Final Fantasy IX pulled away from the realistic style of Final Fantasy VIII before it and had the characters a bit more deformed and cartoon like. This was a brilliant design choice as each character stood out and it really made the game as a whole stand apart from its two well known predecessors. There were still similarities between the games still since the backgrounds of towns and other areas were detailed 2D images which 3D sprites of characters travelled around on. FMV cut scenes were of course present too and continued to be impressive.
It also tried to follow on from the success of Triple Triad, the card game in Final Fantasy VIII, with its own version Tetra Master. Unfortunately this flat out failed. There is still enjoyment to be had for some players but the new rules to this card mini game and the element of chance that was added to it left the game falling short of most people’s expectations.
The characters and plot were a welcome change of pace from previous games. I remember being interested in the idea of taking control of a thief instead of the trained soldier types of Final Fantasy VII and Final Fantasy VIII.
The main character Zidane was nothing like Squall in Final Fantasy VIII. Squall had been reserved and moody but Zidane was outgoing and had a cheerful disposition. His romantic relationship with Garnett is pretty different than Squall’s relationship with Rinoa too!
While I didn’t like Garnet initially, she became my favourite character…and then what do you know had a bit of a breakdown and temporarily became mute losing some of her abilities in battle. Don’t even get me started on when she cut off her hair. That was the most shocking part of the game for me. I still have such a clear memory of watching this scene play out open mouthed. I have long hair, nobody can cut it themselves that cleanly, what kind of dagger was that…
Perhaps it was down to the striking visual style, but each of these characters stood out a lot more than previous games with very unique appearances that avoided being reiterations of characters from other games. Amarant, Vivi and Freya had no similar counterparts to be compared to at the time. Each character had their own motivations for travelling with you. How they struggled with their own personal issues was another theme to the game, with each of them being shown with a phrase that expressed some of their beliefs during the promotion of the game.
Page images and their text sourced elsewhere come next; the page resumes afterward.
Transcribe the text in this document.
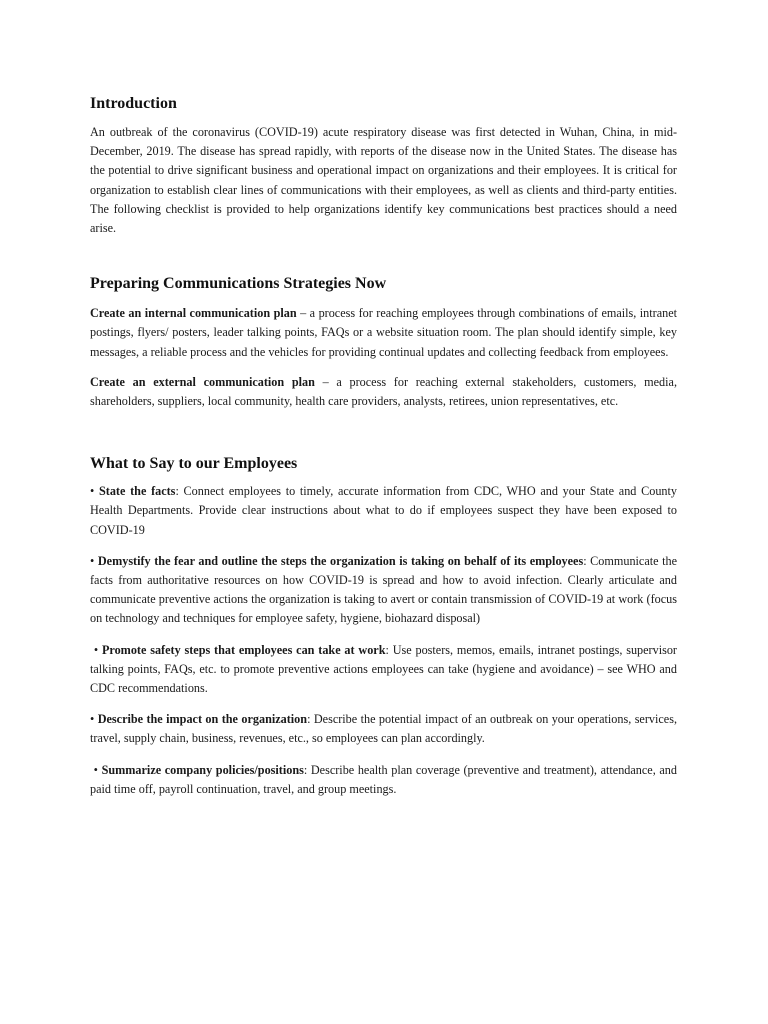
Introduction

An outbreak of the coronavirus (COVID-19) acute respiratory disease was first detected in Wuhan, China, in mid-December, 2019. The disease has spread rapidly, with reports of the disease now in the United States. The disease has the potential to drive significant business and operational impact on organizations and their employees. It is critical for organization to establish clear lines of communications with their employees, as well as clients and third-party entities. The following checklist is provided to help organizations identify key communications best practices should a need arise.

Preparing Communications Strategies Now

Create an internal communication plan – a process for reaching employees through combinations of emails, intranet postings, flyers/ posters, leader talking points, FAQs or a website situation room. The plan should identify simple, key messages, a reliable process and the vehicles for providing continual updates and collecting feedback from employees.

Create an external communication plan – a process for reaching external stakeholders, customers, media, shareholders, suppliers, local community, health care providers, analysts, retirees, union representatives, etc.

What to Say to our Employees

• State the facts: Connect employees to timely, accurate information from CDC, WHO and your State and County Health Departments. Provide clear instructions about what to do if employees suspect they have been exposed to COVID-19

• Demystify the fear and outline the steps the organization is taking on behalf of its employees: Communicate the facts from authoritative resources on how COVID-19 is spread and how to avoid infection. Clearly articulate and communicate preventive actions the organization is taking to avert or contain transmission of COVID-19 at work (focus on technology and techniques for employee safety, hygiene, biohazard disposal)

• Promote safety steps that employees can take at work: Use posters, memos, emails, intranet postings, supervisor talking points, FAQs, etc. to promote preventive actions employees can take (hygiene and avoidance) – see WHO and CDC recommendations.

• Describe the impact on the organization: Describe the potential impact of an outbreak on your operations, services, travel, supply chain, business, revenues, etc., so employees can plan accordingly.

• Summarize company policies/positions: Describe health plan coverage (preventive and treatment), attendance, and paid time off, payroll continuation, travel, and group meetings.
Speaking of promotion, in Japan the world of Final Fantasy IX and its characters were used to advertise Coca Cola. Check out the advertisement below, it’s definitely worth a look for novelty purposes alone.
I don’t think I should finish this without mentioning the official guide that was released with the game and how ridiculous it was. The guides for the previous games were excellent so for this one I do think it was a design choice that just went horribly wrong. Scattered all throughout the guide were PlayOnline codes. Rather than telling you how to get a certain item or beat a particular monster in the guide, it told you to go to this website and enter a code to find out how to do it… defeating the purpose of buying a physical guide in the first place. Not only that but back then everyone didn’t have access to the internet and even if you did, dial up connections were never fun and were always expensive. I just paid for a guide; I don’t want to continue paying for the cost of a phone call every time I want to use it! Thankfully this format did not continue in the series afterwards.
Final Fantasy was released on PSN in 2010. It is €9.99 and playable on PlayStation 3, PlayStation Portable and Vita. It was the last entry on the PlayStation and for me it was also the last great Final Fantasy game in the series to date. The series has been going downhill ever since but heres hoping the recently announced Final Fantasy XV gets it back on track.